Nossa extrema direita ficou completamente isolada porque seu principal líder é Bolsonaro e ele não pôde liderar porque foi encurralado por investigações criminais contra ele por crimes que foram comprovados, graças a investigações muito robustas da Polícia Federal. Ele ficou impotente porque toda a trama golpista foi descoberta pela Polícia Federal. Ele realmente tentou dar um golpe de estado, junto com lideranças militares, e houve ações diretas como o ataque à sede da Polícia Federal no dia em que Lula chegou a Brasília para assinar os documentos preparatórios para sua posse.

Este ataque foi muito grave, mas parece que alguns já o esqueceram. Eu estava ali. Presenciei pessoalmente um carro cheio de latas de gasolina estacionado em frente a um posto de gasolina, e posteriormente latas cheias de gasolina foram encontradas no hotel onde Lula estava hospedado. Houve uma tentativa de ataque no aeroporto de Brasília no Natal, que não explodiu porque o detonador não funcionou. Depois tivemos o ataque de 8 de janeiro, que também foi muito grave.

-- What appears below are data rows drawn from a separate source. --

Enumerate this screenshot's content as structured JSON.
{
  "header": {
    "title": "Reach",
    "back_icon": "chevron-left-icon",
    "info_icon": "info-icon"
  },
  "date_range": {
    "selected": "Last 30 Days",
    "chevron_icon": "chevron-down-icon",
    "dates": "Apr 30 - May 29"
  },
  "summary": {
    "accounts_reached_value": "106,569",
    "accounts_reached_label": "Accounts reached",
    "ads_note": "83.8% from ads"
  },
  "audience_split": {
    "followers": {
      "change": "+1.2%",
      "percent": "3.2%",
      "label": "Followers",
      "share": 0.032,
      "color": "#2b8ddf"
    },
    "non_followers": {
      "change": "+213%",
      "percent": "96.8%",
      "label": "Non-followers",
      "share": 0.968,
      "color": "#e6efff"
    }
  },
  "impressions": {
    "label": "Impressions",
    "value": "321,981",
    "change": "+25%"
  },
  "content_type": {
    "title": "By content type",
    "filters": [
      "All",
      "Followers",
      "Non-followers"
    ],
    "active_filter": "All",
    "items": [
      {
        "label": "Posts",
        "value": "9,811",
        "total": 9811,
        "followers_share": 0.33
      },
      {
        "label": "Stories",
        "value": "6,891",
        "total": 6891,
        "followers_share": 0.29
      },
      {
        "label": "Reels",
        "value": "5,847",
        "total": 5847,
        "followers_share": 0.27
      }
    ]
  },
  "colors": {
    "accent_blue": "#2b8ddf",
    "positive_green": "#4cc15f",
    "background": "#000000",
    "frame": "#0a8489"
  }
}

Assim, quando finalmente estávamos a conseguir que os principais líderes desta tentativa de golpe fossem responsabilizados, Elon Musk e Michael Shellenberger entraram em cena para atacar as instituições que os processavam, para usurpar o seu poder para que não os pudessem condenar. mais. Esse era claramente seu objetivo de curto prazo. No longo prazo, é claro que Elon Musk quer ser um ator internacional de extrema direita e interferir nas eleições em todo o mundo, especialmente nos Estados Unidos.

B. M.
Você acha que eles estão tentando dar um golpe?

EA
Em parte sim. A extrema direita tentou e nunca desistiu. Na altura, eu trabalhava no Ministério da Justiça e trabalhámos arduamente para conter os elementos subversivos que continuaram após 8 de janeiro de 2023. Depois de terem começado a ser responsabilizados, as suas atividades diminuíram. Mas querem reacender essa chama, evitando que Bolsonaro seja responsabilizado pela deslegitimação do nosso sistema judicial. Claro, isso faz parte do movimento golpista. Acredito que o seu primeiro objetivo é fortalecer mais uma vez a liderança da extrema direita porque hoje estão enfraquecidos, não têm poder de fogo para dar esse golpe. É por isso que eles intervieram. Querem fortalecer esses líderes, que agora estão encurralados porque são responsabilizados pela tentativa de golpe.

Sobre o entrevistador
Brian Mier é jornalista da Telesur English. Mora no Brasil

[*] O artigo acima foi publicado originalmente em inglês na Brazilwire .

ESTELA ARANHA

Advogado e ex-secretário de Direitos Digitais do Ministério da Justiça do Brasil.